SEQUENCE FIVE: THE WEDDING TRAP
1. Liz has lunch with Lavender and says no to being Maid of Honor 1213
2. Anemone forces Liz to stay and be MoH 2327
These scenes are the button on Act One. They can both be cut back. The important main plot consequence is that Liz is going to be in town three more days which gives her time to see more of Vince, in every sense of that phrase.
And while I’m wrangling this, Bob is setting up the mystery in the six Vince scenes that aren’t included here. Yeah, fifteen Liz PoV scenes, six Vince PoV scenes. Once the murder happens, he has a lot more to do, but mostly he’s serving and protecting the town, establishing a back drop for the murder.
So here’s the sequence for Liz falling for Vince, the beginning.

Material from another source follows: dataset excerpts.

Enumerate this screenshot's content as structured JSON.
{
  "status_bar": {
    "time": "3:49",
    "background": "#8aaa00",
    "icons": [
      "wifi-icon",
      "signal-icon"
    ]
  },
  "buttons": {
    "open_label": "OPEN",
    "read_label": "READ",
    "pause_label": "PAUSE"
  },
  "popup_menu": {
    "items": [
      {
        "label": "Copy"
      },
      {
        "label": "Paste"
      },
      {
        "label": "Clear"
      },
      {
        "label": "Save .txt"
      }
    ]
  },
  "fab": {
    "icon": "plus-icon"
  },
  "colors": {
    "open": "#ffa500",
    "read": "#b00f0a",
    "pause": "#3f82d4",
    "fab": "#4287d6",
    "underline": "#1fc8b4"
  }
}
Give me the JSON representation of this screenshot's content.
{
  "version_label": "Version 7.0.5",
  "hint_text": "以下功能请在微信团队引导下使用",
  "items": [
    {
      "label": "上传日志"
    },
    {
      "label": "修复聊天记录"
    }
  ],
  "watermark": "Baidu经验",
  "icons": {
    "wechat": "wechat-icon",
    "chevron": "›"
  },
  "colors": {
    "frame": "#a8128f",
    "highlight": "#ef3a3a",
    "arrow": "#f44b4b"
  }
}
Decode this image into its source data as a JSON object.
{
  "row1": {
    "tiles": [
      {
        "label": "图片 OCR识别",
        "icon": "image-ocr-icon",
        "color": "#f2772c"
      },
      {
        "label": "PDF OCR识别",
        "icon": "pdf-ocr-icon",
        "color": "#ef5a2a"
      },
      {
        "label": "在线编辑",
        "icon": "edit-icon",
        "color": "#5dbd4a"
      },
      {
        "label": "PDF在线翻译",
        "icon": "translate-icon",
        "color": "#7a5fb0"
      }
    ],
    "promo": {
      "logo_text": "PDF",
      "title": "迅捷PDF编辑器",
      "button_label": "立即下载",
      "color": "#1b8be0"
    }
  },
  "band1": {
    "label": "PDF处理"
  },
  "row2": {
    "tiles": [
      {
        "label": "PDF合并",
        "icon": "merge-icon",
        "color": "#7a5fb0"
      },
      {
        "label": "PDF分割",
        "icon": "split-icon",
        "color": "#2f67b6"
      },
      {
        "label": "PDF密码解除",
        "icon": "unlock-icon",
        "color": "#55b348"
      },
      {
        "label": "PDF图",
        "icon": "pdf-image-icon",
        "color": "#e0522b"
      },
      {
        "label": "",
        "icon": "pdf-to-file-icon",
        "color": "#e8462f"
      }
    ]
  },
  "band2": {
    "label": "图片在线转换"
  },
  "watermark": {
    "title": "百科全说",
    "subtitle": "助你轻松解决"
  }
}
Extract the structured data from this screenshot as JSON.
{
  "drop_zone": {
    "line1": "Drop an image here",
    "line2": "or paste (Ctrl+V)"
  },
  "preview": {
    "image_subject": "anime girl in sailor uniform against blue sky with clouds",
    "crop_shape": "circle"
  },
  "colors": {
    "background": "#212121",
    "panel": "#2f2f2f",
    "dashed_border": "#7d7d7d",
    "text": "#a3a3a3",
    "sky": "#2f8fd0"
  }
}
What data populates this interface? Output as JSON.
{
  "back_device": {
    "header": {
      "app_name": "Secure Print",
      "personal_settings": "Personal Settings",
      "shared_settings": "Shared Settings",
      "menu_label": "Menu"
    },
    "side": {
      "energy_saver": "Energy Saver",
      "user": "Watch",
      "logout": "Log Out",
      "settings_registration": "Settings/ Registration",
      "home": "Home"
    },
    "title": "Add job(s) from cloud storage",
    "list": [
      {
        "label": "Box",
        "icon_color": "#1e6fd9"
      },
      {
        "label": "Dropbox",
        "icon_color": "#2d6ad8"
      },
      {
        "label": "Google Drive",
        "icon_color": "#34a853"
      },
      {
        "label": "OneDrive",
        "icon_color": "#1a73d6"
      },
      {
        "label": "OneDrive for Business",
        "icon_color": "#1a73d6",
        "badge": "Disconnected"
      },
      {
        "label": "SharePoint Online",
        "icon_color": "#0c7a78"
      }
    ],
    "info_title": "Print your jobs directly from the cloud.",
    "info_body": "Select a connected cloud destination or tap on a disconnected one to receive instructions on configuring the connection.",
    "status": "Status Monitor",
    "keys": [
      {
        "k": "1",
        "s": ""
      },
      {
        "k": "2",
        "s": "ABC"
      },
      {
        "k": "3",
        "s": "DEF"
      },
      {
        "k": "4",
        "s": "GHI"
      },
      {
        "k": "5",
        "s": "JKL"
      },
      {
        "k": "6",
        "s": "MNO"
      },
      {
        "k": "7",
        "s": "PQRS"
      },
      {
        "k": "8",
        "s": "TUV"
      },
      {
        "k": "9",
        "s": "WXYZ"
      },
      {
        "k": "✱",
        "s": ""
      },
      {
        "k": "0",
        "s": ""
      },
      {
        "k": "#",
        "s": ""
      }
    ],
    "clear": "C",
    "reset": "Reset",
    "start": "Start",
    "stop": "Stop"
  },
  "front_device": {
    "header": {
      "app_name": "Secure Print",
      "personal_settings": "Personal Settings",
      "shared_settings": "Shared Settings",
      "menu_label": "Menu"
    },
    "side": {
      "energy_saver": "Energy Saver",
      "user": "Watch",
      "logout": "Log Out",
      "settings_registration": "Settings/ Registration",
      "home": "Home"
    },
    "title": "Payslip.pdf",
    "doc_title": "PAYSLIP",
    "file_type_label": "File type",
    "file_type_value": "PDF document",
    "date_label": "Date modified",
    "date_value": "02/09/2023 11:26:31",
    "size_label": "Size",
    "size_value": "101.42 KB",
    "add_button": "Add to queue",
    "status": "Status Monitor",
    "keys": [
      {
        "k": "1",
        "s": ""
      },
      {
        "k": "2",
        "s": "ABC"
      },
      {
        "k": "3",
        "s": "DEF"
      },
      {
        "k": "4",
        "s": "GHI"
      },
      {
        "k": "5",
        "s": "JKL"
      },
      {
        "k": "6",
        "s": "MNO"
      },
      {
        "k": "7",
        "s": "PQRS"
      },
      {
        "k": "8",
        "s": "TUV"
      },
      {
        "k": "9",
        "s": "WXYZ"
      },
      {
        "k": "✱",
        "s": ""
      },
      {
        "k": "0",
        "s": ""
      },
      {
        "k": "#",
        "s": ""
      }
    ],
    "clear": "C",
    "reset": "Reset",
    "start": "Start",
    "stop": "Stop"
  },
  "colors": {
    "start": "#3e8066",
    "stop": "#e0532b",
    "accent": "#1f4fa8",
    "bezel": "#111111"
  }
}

1. Liz Meets Vince, first connection
2. Liz copes with the Porters trying to get out of town
3. Liz endure three bad mothers, with a two-minute interaction with Vince.
4. Liz and Vince, second connection
5. Liz gets trapped into the wedding.
So my work today is to figure how do I keep a romance reader reading through 2 and 3 to get to 4 where she’ll get a lot of the two of them together plus some snappy patter and a rescue? And also go to Home Depot and throw out half this house.
Yeah, I’m still thinking about this. Bob keeps saying, “Leave it, it’s fine,” but it’s not fine. Gah.